Cyan Dee has been M. Edmondson's legal name since 2005 and is also an alias for making smaller and/or 'fandom' works.
Fandom/Impersonator/Doppelgänger Series
“Despite the overt use of faces as Machiko Edmondson’s main image source, her work cannot be regarded as portraiture any more than baroque illustrations of the divine passion can. Rather, her paintings oscillate between desire and adoration, both in terms of the counter-culture idols she obsessively aspires to represent and the medium of painting itself. Small in scale, often dark, and always intimate, Edmondson’s new body of work serves as a quirky insight into the ability of images to turn apathy into anticipation and ordinariness into desirability. Fascinated by the conscious aura of music and style icons, Edmondson is a self-confessed Nick Cave addict. His image, alongside that of PJ Harvey, dominates the bulk of her new paintings. This is a tale of admiration and desire, in the Lacanian sense of the word; one that is capable of reversing the process of abolition of individuality realised through the pages of glossy magazines. Anything but a passive recipient of those images, Edmondson deconstructs them only to interpret them in her own idealised way. In fact, her manner is more that of an idolater than a teenage fan, with her paintings being not so much fetishistic in nature as reminiscent of religious iconography. For Edmondson, desire is not just the hunger for an image but also the hunger for the right image. It is through the ritual process of finding this image, which will form the outline of her work, that the artist actually replaces the narcissism of the subject with that of the painting, both as a medium and as an object. Given the artist’s affinity for depictions of popular culture, her almost modernist approach to the medium is certainly captivating. More than the visual equivalent of stalking, Edmondson’s paintings are to be read as material tokens of desire, illustrating the process of—the passion for—illustration itself.”
A review by Irene Gerogianni for a solo exhibition titled "Is This Desire?" at "apartment" in Athens, which was featured in Contemporary Magazine Issue 84.
“Cyan Dee is an alter ego of Machiko Edmondson: another version of herself and another way of painting.
She calls these little works ‘impersonators’. It’s a parallel practice of portraiture once removed, as if there were some kind of stand-in, where resemblance is uncannily familiar but never quite what—or who—it seems.”
Andrew Renton (Professor of Curating at Goldsmiths University of London, ex director of Marlborough Contemporary)

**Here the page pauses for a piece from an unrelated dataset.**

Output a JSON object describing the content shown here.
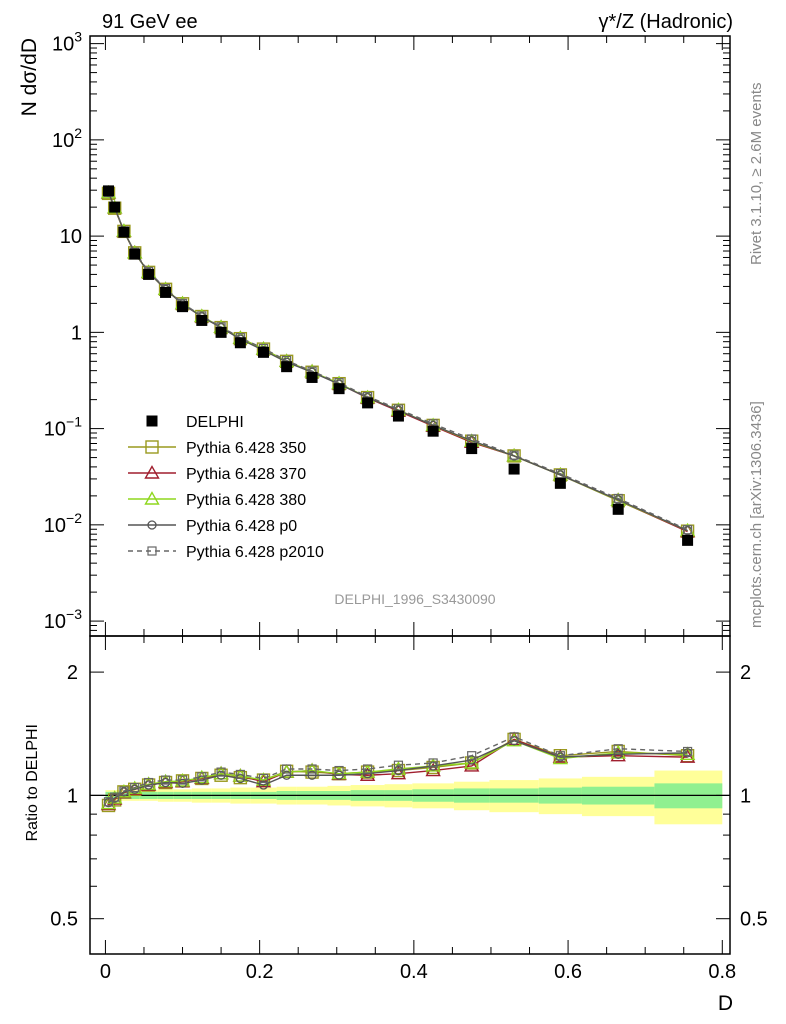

"Cyan Dee's A4-sized portraits of favourite pop musicians work deliberately within the humble realm of fan art, but elevate this form to a dazzling level. Painted in oils, with rare exceptions on the semi-opaque surface of mylar, to allow the white card behind them to exaggerate their luminosity, each is a declaration of love to a creative spirit who has impacted her life. Having declared her artistic intentions as a student at Goldsmiths in 1995 with her MFA degree show devoted to monumental portraits of her favourite musician, the great Nick Cave, and then moved on to her signature close-up portraits on an equally grand scale. The artist, also known as Machiko Edmondson, continues to focus on the often other-worldly humanity of her chosen subjects. These recent works on a much more intimate scale bring the viewer into direct confrontation with her (and our) heroes, depicted more or less life-sized with intensity and brilliance.
Working from found photographs that are available to anyone is a risky venture, especially when the photos are of people as famous and the object of as much adulation as David Bowie, Marc Bolan, Brett Anderson, Marianne Faithfull, or Rowland S. Howard. Elizabeth Peyton is one of the rare painters who has successfully worked within this sphere at a level of great sophistication. All over the world, teenagers will have been attempting such portraits for decades with very mixed results. But Cyan transforms each image into a painterly rendition that is stamped indelibly with her bravura technique and her fascination with hair and piercing eyes as signifiers of personality. Her passion for the music shines through.”